In the olden days, it was enough for farmers to plant crops and by harvest time, go to the village market to sell whatever they produce. But with the opening of a borderless economy under the ASEAN integration which is set to take effect this year, farmers cannot afford anymore to just sit and wait for a trader to buy their product. Pitted against other Asian farmers, majority of the Filipino farmers are at the disadvantage because of inefficient production, losses due to the typhoons, poor infrastructure and declining government support.
But as competition becomes intense with cheaper agricultural products coming in from Indonesia or other neighboring Asian country, the farmers are under increasing pressure to become more competitive or else be left out in the cold. Being competitive means being able to produce more cheaply at the right time while ensuring that the quality is better. That means, to cut the cost and maximize profit, they have to consolidate their produce and cut through the intermediaries and engage the big buyers themselves.But negotiating with the big buyers requires them also to have the necessary volume and quality.
In response to these challenges, non-profit organizations in the Philippines such as the Xavier Science Foundation, are helping women and men farmers organize themselves into production clusters and engage in group marketing by linking with buyers, preferrably institutional buyers. This is what is happening among cassava farmers under a cooperative run mostly by women farmers in a remote community in Misamis Oriental, Philippines.
Civil Societies such Xavier Science Foundation, in partnership with the government, provide business development services that aims to build the capacity of the farmers’ cooperative to negotiate their way through the market while improving how their crops are grown. Using the Value-Chain approach, a team of business development consultants are teaching farmers to understand how the local cassava industry works, to find ways how to become more efficient and to work around the dynamic market. Suddenly, the market they come to know is turning to be bigger than they realize. They now know that it is important to check first who their buyers are and what their demands are , before they decide what kind of cassava variety to plant.

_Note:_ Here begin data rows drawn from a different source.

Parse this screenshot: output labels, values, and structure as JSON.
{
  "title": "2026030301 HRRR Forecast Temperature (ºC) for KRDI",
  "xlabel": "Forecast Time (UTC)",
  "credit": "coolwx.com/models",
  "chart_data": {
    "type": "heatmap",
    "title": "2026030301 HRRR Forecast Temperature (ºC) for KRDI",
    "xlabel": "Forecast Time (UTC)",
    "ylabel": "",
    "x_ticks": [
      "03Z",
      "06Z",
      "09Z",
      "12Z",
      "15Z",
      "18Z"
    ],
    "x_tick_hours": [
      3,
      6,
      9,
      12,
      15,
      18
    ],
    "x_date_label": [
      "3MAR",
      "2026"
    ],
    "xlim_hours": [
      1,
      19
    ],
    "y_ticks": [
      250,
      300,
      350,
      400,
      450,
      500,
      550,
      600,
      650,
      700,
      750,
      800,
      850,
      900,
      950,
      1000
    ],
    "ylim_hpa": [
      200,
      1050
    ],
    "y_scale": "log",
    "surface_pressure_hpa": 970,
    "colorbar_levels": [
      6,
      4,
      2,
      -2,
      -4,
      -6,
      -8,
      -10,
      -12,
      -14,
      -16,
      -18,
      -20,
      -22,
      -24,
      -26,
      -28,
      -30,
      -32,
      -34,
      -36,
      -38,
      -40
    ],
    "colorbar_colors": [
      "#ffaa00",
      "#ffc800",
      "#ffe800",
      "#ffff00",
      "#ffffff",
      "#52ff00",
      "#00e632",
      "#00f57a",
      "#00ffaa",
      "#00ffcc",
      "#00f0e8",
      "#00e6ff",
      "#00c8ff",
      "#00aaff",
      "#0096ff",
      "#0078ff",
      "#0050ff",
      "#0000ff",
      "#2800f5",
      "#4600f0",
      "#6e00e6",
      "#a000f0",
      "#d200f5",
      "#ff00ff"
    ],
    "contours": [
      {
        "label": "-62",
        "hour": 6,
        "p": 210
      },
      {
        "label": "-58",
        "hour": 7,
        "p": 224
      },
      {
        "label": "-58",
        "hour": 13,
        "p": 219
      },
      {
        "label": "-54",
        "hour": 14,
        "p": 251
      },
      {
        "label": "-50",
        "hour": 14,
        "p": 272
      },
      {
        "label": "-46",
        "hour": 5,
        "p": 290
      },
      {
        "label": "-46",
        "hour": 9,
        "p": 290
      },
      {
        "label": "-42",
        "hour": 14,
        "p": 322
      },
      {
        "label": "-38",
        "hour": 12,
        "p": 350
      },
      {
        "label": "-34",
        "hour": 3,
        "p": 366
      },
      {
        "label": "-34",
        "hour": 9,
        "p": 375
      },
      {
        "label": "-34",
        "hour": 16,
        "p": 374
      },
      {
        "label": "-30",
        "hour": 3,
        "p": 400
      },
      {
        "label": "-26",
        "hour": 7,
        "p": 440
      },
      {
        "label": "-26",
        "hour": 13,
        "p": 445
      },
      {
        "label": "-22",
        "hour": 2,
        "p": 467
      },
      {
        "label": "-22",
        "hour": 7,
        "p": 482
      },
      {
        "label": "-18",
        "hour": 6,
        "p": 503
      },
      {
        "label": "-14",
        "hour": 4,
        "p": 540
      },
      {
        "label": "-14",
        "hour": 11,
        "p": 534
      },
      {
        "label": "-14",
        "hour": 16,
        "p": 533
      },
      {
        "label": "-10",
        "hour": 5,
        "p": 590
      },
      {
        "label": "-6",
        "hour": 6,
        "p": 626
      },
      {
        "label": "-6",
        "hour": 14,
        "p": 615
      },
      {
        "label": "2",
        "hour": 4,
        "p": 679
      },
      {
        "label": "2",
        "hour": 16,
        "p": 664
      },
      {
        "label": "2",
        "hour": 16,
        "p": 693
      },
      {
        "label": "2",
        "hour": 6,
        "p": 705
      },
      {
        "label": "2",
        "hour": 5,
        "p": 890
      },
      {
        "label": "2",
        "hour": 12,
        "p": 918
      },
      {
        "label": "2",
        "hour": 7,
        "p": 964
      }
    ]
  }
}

“When we started the business of buying the cassava products of our members, we didn’t have a concrete plan,” Erlinda Cagmat, the leader of the cooperative recalled . “ But now, we realize that we need to put all our plans into a business plan. With a business plan, we don’t have to commit as many mistakes as we did. “
Emma Dagondon, the manager, is upbeat . “We can deliver what our buyer requires if only we have more capital and better post-harvest facilities”, she said."As farmers we have to be organized in our production and marketing order to have better income.”

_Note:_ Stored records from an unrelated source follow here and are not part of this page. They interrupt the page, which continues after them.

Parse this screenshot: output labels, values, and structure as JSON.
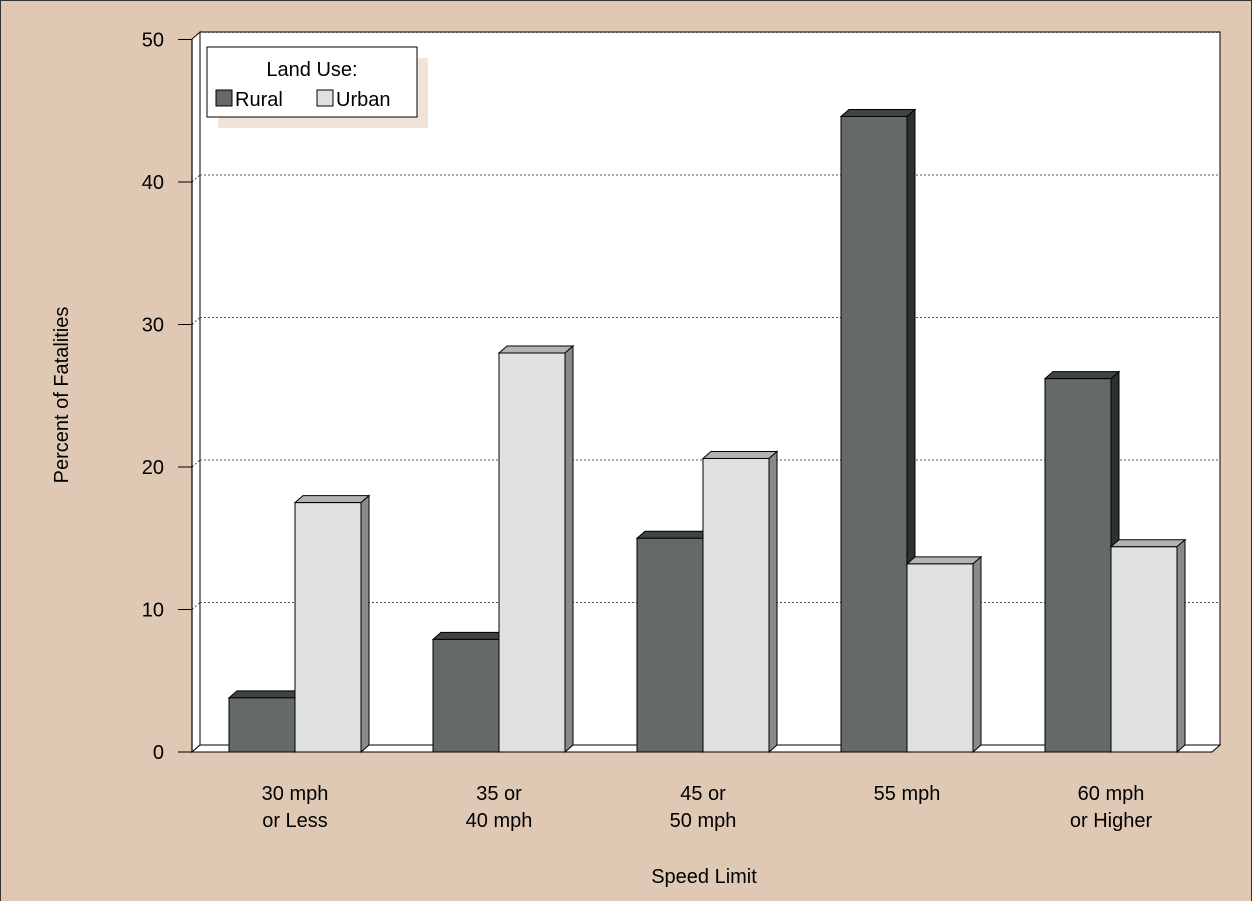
{
  "chart_data": {
    "type": "bar",
    "xlabel": "Speed Limit",
    "ylabel": "Percent of Fatalities",
    "ylim": [
      0,
      50
    ],
    "yticks": [
      0,
      10,
      20,
      30,
      40,
      50
    ],
    "grid": true,
    "legend_placement": "top-left",
    "legend_title": "Land Use:",
    "categories": [
      [
        "30 mph",
        "or Less"
      ],
      [
        "35 or",
        "40 mph"
      ],
      [
        "45 or",
        "50 mph"
      ],
      [
        "55 mph"
      ],
      [
        "60 mph",
        "or Higher"
      ]
    ],
    "series": [
      {
        "name": "Rural",
        "values": [
          3.8,
          7.9,
          15.0,
          44.6,
          26.2
        ]
      },
      {
        "name": "Urban",
        "values": [
          17.5,
          28.0,
          20.6,
          13.2,
          14.4
        ]
      }
    ]
  },
  "colors": {
    "background": "#dfc9b4",
    "plot_area": "#ffffff",
    "rural_front": "#646a69",
    "rural_top": "#3e4544",
    "rural_side": "#2c3231",
    "urban_front": "#e0e0e0",
    "urban_top": "#b3b3b3",
    "urban_side": "#8a8a8a",
    "grid": "#555555"
  }
}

As leaders of the cooperative, these women are stepping up to their new role as business managers.They are mastering the negotiating skills needed to deal with big traders. They are learning more about the different actors of the market chain.They are looking for ways to cut their marketing cost so that it will not eat up their profits. They know that cassava processed into granules gives them more income that just selling fresh tubers.
On the other hand, they are also struggling to operate their production and marketing of cassava granules because of inadequate capital and lack of access to drying facilities. They are still hesitant to obtain a production loan because of the high risk involve when giving out loans to their farmer-members.As leaders, they know their members need to be more responsible in using loans and in paying back.
They are on the lookout for resources that they can tap to be able to put up a dryer for their cassava chips. They are also looking for support in terms of accessing better credit services for their members. As the Filipino farmers negotiate their way through this new terrain, it is increasingly urgent that they be provided with adequate support by the government and private sector so that they become more competitive with their Asian counterpart and seize the opportunities that this new terrain brings to bring them closer to the goal of economic empowerement.